Come together, beckons a new series
Overlooked indie pop gets a home and a spotlight at Lizard Lounge
What if there were an intimate nightclub with red rugs and low lights where you could pay $7 to sit at a table with a candle and a drink and listen to pop songs all night long?
Andrea Kremer is betting that if she builds it, they will come -- it being a music series devoted to her beloved indie-pop music, and they being the like-minded audience she's convinced is out there.
A Web development professional by day and budding music entrepreneur the rest of the time, Kremer is launching the Boston Pop Underground music series this week at the Lizard Lounge in Cambridge. The series, scheduled for the second Thursday of every month throughout this year, kicks off with the Candy Butchers (celebrating the release of their new CD, "Hang on Mike"), Jed Parish, and the Animators. The lineup of talented, little-known pop artists typifies Kremer's mission.
"Music with melodies, harmonies, and hooks, descended directly from the Beatles, that isn't being represented by the mainstream media," is how Kremer describes her passion. "I've often had the pleasure of introducing my friends to new music, and I'm always amazed and gratified at the reactions I get. I really see this series as an extension of that role."
Kremer, who cut her teeth booking the Boston stop on the International Pop Overthrow festival last year, hopes to establish a loose, communal space where local and national pop acts can play for receptive audiences. The model for Boston Pop Underground -- which is being copresented by local rock station WBCN and the IPO organizers -- is a Los Angeles club called Largo, where former Bostonian Jon Brion and a coterie of musician friends hold court on Friday nights.

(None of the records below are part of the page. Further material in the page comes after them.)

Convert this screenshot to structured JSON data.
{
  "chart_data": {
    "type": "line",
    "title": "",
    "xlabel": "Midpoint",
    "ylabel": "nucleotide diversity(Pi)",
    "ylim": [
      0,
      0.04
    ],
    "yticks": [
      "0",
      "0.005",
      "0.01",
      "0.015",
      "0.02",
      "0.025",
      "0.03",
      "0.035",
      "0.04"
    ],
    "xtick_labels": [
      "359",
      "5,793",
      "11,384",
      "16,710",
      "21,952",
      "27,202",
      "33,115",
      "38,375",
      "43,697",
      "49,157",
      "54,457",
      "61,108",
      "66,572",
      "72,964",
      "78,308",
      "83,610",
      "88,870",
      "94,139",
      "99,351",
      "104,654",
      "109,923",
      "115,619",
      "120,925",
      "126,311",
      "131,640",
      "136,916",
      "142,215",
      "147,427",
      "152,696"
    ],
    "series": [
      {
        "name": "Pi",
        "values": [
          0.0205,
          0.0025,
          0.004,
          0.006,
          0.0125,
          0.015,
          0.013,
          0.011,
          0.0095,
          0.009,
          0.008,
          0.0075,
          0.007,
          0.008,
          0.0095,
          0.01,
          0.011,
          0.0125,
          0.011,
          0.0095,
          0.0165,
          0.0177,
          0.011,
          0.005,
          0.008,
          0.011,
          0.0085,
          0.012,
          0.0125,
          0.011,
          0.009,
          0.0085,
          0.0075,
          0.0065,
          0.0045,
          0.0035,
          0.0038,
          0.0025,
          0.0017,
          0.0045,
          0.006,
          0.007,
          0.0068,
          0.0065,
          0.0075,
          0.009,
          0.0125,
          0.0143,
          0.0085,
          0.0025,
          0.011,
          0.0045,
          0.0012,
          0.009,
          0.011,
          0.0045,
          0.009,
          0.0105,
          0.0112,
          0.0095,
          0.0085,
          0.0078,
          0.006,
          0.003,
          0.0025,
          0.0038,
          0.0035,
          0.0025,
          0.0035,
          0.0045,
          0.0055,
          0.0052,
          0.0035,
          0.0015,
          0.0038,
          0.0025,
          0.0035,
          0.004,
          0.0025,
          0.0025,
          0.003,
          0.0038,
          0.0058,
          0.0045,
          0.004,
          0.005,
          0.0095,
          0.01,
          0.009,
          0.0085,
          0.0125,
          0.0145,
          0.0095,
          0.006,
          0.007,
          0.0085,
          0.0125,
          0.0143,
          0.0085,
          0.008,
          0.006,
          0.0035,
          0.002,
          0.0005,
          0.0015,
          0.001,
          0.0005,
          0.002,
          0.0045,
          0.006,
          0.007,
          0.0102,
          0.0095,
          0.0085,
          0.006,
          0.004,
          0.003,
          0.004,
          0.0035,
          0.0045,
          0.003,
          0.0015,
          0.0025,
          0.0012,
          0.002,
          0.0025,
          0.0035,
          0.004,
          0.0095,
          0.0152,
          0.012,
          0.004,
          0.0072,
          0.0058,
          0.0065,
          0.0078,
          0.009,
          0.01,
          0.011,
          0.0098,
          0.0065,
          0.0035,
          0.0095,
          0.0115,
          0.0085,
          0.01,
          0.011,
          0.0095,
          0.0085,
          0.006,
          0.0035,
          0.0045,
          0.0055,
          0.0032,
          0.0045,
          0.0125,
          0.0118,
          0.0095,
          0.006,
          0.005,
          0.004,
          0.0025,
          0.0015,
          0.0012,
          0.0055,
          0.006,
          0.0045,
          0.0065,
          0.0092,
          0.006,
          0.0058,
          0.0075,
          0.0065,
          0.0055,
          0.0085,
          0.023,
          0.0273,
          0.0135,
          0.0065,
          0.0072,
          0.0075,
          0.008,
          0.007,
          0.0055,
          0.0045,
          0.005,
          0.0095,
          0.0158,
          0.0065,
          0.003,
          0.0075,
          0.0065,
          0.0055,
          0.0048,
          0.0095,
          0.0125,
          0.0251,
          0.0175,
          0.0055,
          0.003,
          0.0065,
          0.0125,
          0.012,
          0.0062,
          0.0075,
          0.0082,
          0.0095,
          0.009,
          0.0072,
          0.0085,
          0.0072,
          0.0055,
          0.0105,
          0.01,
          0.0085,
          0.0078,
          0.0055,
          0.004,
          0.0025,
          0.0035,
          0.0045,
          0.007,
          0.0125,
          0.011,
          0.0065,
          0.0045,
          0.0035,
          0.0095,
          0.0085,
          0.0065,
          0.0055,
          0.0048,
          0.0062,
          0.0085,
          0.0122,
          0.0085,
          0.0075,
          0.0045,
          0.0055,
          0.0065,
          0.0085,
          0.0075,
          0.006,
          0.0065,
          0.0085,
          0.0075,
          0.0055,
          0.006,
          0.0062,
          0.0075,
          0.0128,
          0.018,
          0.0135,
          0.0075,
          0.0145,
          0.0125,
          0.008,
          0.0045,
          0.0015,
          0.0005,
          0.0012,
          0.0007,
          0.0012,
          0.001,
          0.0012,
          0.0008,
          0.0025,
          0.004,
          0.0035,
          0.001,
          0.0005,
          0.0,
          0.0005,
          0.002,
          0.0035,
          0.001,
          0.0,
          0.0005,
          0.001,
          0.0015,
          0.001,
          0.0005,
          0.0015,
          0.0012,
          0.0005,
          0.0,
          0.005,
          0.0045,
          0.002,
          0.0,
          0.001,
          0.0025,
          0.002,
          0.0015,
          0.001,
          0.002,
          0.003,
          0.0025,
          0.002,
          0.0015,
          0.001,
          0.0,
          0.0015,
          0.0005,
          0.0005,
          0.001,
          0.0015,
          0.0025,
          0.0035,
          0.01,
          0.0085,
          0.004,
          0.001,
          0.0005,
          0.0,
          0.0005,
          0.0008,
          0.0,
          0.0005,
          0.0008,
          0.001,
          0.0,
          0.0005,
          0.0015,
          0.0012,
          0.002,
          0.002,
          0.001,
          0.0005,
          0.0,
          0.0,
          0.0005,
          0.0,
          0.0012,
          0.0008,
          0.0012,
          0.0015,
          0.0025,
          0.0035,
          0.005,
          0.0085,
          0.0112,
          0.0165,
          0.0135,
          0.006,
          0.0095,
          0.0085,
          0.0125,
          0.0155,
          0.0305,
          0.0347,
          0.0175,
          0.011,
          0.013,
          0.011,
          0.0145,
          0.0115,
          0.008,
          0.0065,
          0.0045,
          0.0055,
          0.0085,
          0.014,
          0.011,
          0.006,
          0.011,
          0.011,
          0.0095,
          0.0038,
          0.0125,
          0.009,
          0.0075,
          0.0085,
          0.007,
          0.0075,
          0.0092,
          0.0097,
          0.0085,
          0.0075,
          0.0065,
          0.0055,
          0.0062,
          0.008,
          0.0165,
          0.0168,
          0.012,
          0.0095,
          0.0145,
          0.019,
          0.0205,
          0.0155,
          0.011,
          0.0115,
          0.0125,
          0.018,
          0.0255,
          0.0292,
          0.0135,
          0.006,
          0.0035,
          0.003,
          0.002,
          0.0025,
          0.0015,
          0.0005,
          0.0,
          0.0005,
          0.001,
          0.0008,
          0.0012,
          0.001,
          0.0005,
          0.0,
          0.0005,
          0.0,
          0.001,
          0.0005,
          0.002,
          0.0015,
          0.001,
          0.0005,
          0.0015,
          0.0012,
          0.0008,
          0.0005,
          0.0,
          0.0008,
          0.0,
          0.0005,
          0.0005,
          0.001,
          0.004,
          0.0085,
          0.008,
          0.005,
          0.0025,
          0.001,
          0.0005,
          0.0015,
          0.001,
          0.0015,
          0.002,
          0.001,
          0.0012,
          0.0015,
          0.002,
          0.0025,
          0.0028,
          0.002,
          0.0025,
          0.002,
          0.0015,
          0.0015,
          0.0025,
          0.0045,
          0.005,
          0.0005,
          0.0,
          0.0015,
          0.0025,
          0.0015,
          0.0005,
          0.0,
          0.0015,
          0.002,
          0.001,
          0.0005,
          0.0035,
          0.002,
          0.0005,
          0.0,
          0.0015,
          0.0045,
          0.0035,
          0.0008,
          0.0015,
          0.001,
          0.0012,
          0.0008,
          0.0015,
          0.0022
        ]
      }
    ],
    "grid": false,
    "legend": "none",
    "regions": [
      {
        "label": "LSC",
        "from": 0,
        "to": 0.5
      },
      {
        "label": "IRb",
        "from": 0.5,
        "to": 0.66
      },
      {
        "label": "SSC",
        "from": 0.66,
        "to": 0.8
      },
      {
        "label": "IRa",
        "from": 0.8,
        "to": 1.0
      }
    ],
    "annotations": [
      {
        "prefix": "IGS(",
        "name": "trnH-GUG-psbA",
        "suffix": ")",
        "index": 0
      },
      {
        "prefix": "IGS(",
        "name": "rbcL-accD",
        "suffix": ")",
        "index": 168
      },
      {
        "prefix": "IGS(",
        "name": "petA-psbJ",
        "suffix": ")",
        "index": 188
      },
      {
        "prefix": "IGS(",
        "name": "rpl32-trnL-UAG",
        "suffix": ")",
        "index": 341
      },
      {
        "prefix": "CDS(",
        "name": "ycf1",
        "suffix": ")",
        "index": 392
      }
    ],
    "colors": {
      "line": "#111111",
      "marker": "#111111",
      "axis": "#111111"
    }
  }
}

Brion's weekly events at Largo have become famous for their free-form flow and high-profile regulars (Fiona Apple, Neil Finn, and Rickie Lee Jones among them). Boston can't match LA for resident star power, but it can aspire to Largo's reputation as a haven for serious musicians and serious fans.
"What they should do is try to get the great local talent, and people who are new to the scene, and nurture that," says Mark Flanagan, who opened Largo in 1996. "Tell musicians not to come in with a set list. Mix it up every time. Cross-pollinate. I started putting a comedian on before Aimee Mann because she's a nervous wreck and every song she sings is about being a nervous wreck. Some people get angry, but she loves it. The idea is to make it a venue people love to play in."
It shouldn't be hard. While many clubs cater to rock groups and the hordes of patrons who are more interested in yelling over their beers than listening to the music they've ostensibly paid to see, it's rare to find a space where the artists are as valued as the drinkers. The Paradise Lounge and Zuzu!, spinoffs of two local rock clubs, are trying to create a music-friendly, sit-down vibe.
But Largo has a rigid no-chatting policy. In a similar spirit, Kremer has designed coasters that read: "Boston Pop Underground encourages silence during performances. Feel free to be wicked loud at all other times."
"Boston needs this," says Stoughton native Mike Viola, a veteran performer at half a dozen Largo shows who's now based in New York and leads the Candy Butchers. "T.T.'s is a great place for a rock band, and so is the Middle East, but for a cabaret-style, night-out kind of place, there really isn't a club where people are encouraged to pay attention. You know, it's not frustrating making music or playing music or even being in the business. The frustration comes just trying to be heard."
Billy Beard, who opened the Lizard Lounge in 1995, jumped at the chance to participate in Kremer's project. A busy sideman who plays drums with local and national acts, Beard says his perspective on live performances has shifted after years of playing in countless anonymous clubs.
"As you become older and wiser and lose your delusions of grandeur, great little scenes with a great vibe mean a lot," says Beard, who's given Kremer carte blanche at the club on BPU nights. "If Boston Pop Underground could be that, it would be a dream come true for me."
Kremer, too, has big dreams for her little scene.
"I see this series as part of a larger indie-pop movement, a grass-roots effort that encompasses venues, labels, non-commercial radio stations, promoters, and fans across the country working together to promote some incredibly talented artists who are flying under the radar," she says. "I would very much like Boston Pop Underground to be a place where they can find a home."